By Lucia Haugh, El Paso High School —

She came to play cards, and over a decade later, Barbara Byrd is the first to tell you that the McCall center isn’t just fun and games.  

Byrd, referred to lovingly as Ms. Byrd, is the McCall Center manager and has been for over 10 years. She has commissioned countless renovations to this center, “from the outside in”.  

However, replacing windows and doors for the center is not why she became the manager. Ms. Byrd wanted to carry on the McCall center legacy. “There was a great need. I could see it. I wanted the McCall center to be a beacon on this corner as it was so many years ago” 

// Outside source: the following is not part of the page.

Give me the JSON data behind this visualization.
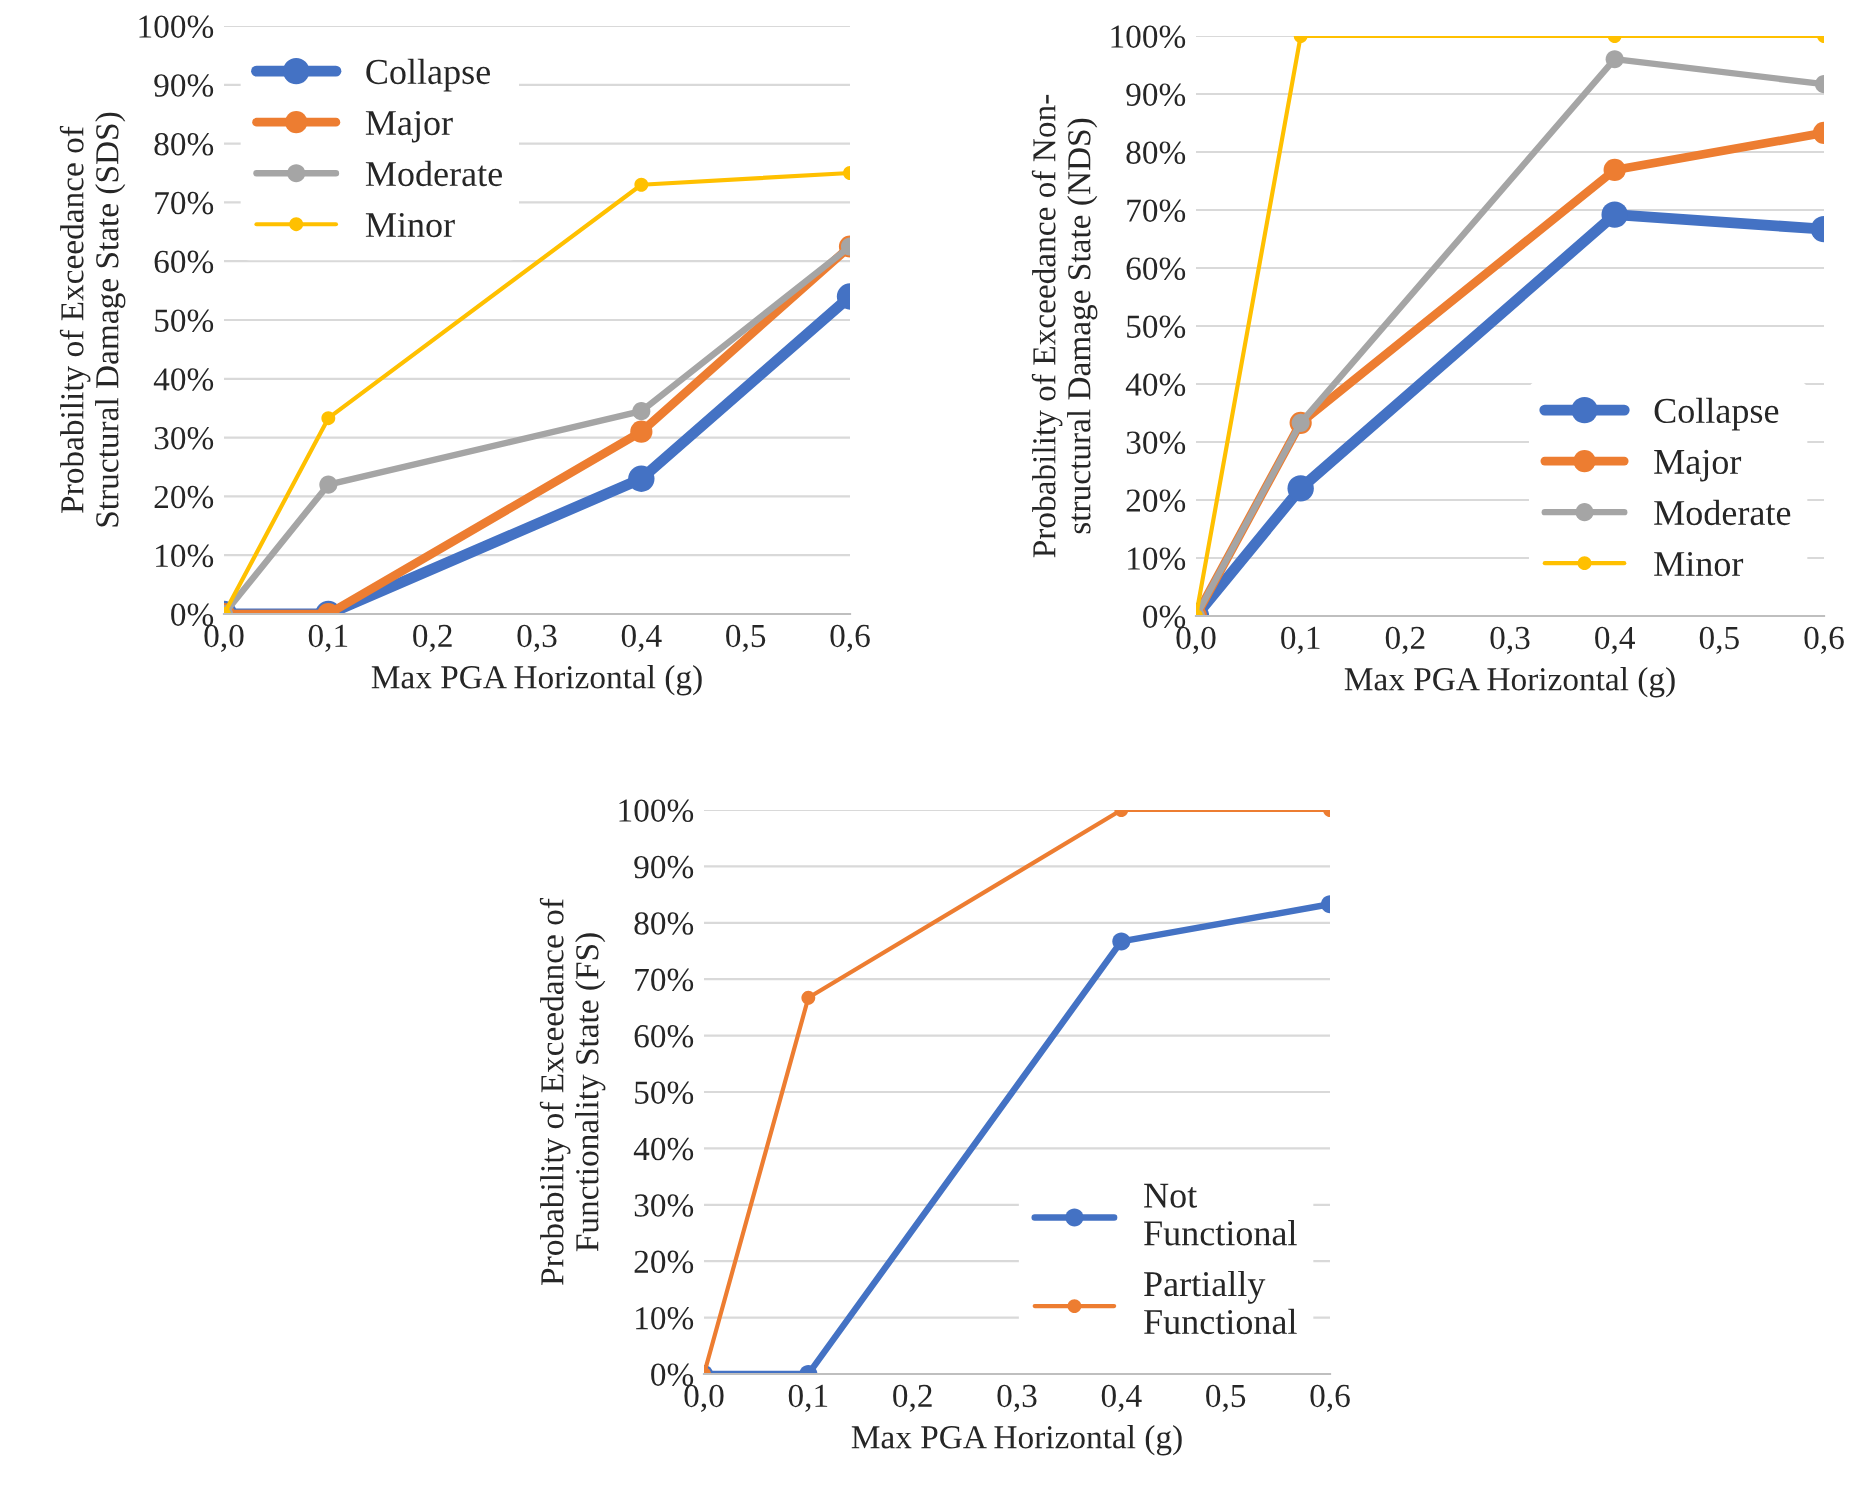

She shared her story of how she became the beloved manager of the McCall center. “I was invited down to play cards. So that’s how I came to the McCall center and in the first place. I wasn’t intending on being the manager here for so long”. 

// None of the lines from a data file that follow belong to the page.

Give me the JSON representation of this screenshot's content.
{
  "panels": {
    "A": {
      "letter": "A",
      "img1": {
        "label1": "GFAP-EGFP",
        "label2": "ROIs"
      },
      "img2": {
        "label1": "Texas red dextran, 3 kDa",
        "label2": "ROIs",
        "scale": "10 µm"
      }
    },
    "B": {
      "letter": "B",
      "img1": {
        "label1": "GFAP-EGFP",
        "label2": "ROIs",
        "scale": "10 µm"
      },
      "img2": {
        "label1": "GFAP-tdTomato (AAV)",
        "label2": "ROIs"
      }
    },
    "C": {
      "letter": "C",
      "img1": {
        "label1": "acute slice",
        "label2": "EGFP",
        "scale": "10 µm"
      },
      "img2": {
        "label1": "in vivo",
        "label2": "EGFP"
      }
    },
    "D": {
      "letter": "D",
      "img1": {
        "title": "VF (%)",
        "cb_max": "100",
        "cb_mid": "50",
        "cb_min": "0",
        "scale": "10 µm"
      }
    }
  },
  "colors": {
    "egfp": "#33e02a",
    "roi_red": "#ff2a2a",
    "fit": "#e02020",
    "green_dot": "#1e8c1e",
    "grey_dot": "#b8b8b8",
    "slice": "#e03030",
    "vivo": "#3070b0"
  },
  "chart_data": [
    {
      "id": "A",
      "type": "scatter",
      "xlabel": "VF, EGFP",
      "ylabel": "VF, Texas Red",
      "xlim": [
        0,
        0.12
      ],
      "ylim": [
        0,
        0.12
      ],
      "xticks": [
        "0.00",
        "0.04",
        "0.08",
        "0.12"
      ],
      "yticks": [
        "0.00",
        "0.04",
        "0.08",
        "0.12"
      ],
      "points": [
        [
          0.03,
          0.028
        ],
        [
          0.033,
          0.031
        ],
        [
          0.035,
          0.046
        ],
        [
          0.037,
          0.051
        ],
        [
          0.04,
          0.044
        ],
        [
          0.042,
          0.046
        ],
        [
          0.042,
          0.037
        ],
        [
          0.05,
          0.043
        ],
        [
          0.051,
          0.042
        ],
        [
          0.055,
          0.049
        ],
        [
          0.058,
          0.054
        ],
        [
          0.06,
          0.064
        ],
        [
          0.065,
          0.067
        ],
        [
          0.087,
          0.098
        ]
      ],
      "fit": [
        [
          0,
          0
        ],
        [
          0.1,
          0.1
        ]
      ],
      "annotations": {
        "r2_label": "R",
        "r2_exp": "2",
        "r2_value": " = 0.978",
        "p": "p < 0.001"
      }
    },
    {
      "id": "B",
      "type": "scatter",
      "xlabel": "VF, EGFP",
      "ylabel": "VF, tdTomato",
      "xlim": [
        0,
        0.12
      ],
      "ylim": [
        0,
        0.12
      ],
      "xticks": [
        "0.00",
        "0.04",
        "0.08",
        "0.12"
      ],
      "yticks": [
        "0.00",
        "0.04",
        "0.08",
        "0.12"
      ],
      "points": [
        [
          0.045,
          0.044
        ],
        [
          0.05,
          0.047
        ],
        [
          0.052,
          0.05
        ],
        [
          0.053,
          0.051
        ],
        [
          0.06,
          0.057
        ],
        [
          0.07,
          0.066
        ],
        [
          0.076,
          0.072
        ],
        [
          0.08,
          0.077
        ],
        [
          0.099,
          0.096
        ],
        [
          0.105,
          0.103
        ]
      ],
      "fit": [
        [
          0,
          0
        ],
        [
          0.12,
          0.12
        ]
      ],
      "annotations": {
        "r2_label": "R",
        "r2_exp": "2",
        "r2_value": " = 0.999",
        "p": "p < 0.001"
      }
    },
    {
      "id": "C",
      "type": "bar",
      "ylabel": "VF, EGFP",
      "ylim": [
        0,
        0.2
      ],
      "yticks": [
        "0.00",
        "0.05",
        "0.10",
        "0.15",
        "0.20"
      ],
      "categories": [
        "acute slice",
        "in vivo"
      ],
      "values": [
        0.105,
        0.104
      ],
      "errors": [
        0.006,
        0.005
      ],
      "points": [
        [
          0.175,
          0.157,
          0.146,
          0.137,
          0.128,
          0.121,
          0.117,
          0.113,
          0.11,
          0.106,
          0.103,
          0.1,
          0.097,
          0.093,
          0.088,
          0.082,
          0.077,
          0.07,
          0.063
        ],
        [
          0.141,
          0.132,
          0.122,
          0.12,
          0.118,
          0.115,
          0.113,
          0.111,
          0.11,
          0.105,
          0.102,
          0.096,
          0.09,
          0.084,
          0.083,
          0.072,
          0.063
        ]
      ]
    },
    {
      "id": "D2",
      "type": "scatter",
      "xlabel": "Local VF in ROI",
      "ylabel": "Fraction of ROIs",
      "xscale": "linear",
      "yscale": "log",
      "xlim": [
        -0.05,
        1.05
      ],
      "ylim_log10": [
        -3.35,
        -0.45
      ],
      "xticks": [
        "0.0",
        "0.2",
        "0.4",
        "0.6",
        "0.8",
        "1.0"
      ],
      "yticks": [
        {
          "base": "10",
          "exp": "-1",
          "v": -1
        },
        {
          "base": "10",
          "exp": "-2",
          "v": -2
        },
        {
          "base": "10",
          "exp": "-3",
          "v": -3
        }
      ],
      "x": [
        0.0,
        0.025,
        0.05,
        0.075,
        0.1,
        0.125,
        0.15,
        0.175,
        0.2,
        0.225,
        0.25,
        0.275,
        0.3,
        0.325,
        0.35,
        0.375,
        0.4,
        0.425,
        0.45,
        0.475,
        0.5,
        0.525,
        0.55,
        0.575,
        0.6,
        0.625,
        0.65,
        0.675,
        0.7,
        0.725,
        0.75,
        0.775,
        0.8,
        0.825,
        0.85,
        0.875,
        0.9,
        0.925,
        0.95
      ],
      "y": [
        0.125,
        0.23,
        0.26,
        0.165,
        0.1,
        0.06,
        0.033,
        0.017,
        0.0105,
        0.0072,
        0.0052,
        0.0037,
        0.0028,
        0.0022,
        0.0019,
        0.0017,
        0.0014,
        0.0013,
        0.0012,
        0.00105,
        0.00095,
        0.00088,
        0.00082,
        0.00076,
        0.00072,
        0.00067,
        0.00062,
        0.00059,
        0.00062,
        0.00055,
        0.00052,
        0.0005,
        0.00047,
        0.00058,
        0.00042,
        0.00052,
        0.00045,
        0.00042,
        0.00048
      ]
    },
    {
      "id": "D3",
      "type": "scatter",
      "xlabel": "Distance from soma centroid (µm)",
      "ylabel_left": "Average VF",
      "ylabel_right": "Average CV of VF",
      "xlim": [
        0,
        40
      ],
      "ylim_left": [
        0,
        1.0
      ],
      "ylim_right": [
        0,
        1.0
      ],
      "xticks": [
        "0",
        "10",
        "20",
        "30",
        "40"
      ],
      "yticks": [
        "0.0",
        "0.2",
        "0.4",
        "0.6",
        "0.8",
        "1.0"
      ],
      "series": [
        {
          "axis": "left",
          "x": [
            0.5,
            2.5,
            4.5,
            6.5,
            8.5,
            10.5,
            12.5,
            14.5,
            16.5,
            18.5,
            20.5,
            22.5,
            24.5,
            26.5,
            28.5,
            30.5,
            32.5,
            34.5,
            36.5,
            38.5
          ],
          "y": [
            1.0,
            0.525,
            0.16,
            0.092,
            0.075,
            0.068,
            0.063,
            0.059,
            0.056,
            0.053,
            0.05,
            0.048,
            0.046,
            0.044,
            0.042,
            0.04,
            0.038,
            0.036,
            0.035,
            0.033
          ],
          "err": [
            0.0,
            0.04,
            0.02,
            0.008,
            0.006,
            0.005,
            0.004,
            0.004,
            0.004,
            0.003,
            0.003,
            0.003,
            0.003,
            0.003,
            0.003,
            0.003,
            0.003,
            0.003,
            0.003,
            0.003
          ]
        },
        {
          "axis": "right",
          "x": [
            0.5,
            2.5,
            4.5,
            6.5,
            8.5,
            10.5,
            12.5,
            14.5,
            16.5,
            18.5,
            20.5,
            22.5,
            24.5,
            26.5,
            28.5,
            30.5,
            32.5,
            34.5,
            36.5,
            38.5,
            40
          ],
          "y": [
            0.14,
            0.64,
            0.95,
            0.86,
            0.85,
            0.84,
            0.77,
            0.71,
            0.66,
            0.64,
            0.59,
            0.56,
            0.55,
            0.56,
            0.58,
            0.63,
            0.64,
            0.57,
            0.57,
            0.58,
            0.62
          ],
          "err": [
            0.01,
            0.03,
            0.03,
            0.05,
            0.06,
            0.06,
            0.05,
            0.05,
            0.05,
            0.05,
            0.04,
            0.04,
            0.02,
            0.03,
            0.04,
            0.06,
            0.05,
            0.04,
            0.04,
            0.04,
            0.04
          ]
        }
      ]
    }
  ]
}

Aside from her connection to the McCall center, Ms. Byrd also attended the Douglass school, which was the only school that black children could attend in pre-Civil Rights El Paso. The school went from first grade to twelfth grade. This makes her an informational resource on the marginalization and racism in El Paso’s history.  

Ms. Byrd recalls being in the ninth grade during El Paso’s desegregation of schools “See, in 1955 we integrated, so then I went to Jefferson, and I graduated.” 

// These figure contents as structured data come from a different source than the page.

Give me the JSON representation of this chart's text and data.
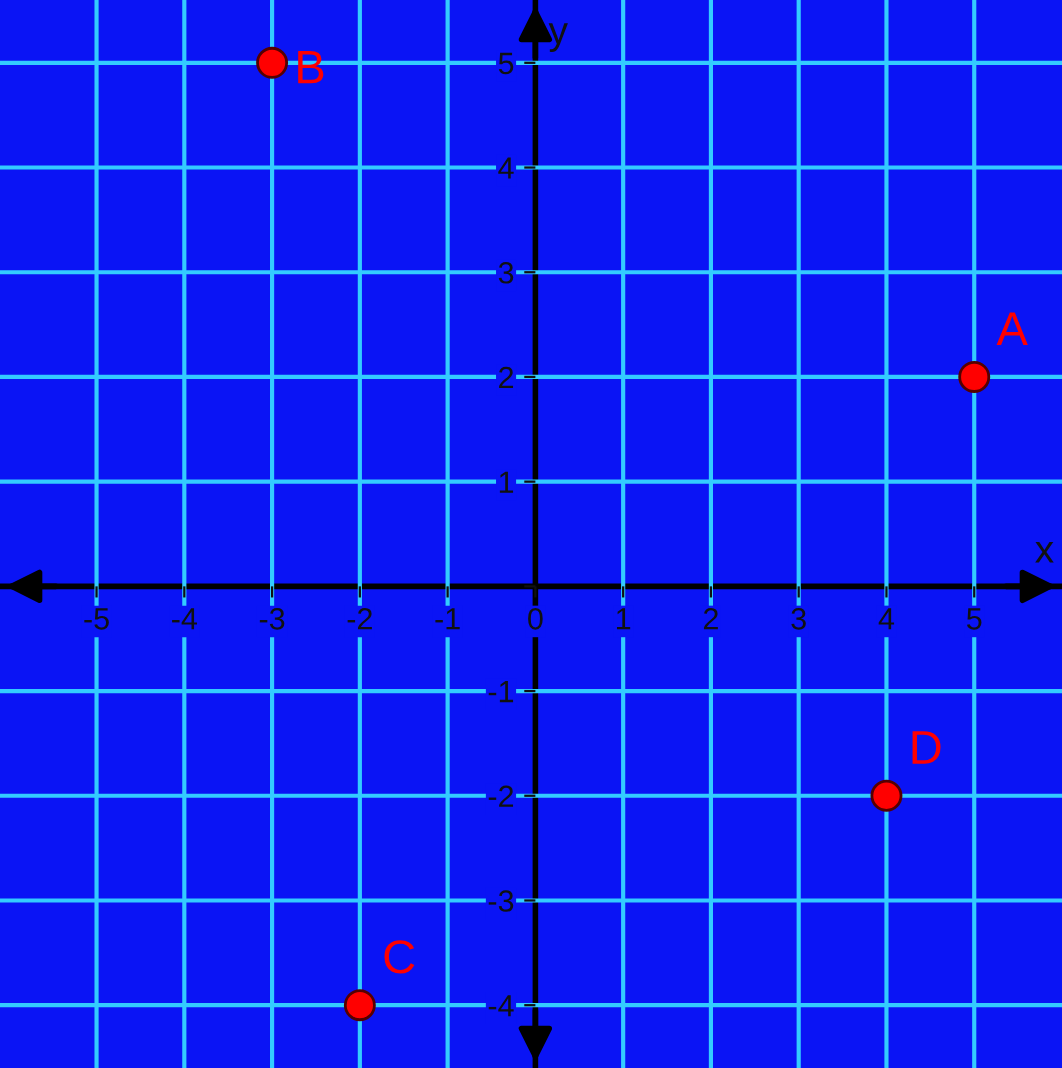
{
  "chart_data": {
    "type": "scatter",
    "xlabel": "x",
    "ylabel": "y",
    "x": [
      5,
      -3,
      -2,
      4
    ],
    "series": [
      {
        "color": "#ff0000",
        "values": [
          2,
          5,
          -4,
          -2
        ]
      }
    ],
    "annotations": [
      {
        "text": "A",
        "x": 5,
        "y": 2
      },
      {
        "text": "B",
        "x": -3,
        "y": 5
      },
      {
        "text": "C",
        "x": -2,
        "y": -4
      },
      {
        "text": "D",
        "x": 4,
        "y": -2
      }
    ],
    "xlim": [
      -6.1,
      6.0
    ],
    "ylim": [
      -4.6,
      5.6
    ],
    "xticks": [
      -5,
      -4,
      -3,
      -2,
      -1,
      0,
      1,
      2,
      3,
      4,
      5
    ],
    "yticks": [
      -4,
      -3,
      -2,
      -1,
      {
        "value": 0,
        "label": null
      },
      1,
      2,
      3,
      4,
      5
    ],
    "grid": true,
    "marker": "circle"
  }
}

Things have changed a lot for black people in El Paso since then, Ms. Byrd said. 

“Things are of course better, but we still have a long way to go. You used to not see any African Americans downtown working, but there’s plenty of them now,” she said.  

The McCall center works to improve conditions for African American people by bringing awareness to how far they have come. Ms. Byrd said, “McCall has always been about the preservation and advancement of African American history in El Paso”. Ms. Byrd is proud to be one of the faces of this center and hopes that the McCall legacy continues as our city grows and develops.

This story was produced as part of the 2023 High School Journalism Camp at the McCall Center. The center hosted a one-week journalism camp where El Paso high school students publlished a special edition of The Good Neighbor Interpreter, a regional newspaper that McCall Center founder Leona Ford Washington once published with news about the Black community. The El Paso History museum sponsored the camp as part of the city’s 150th anniversary this year.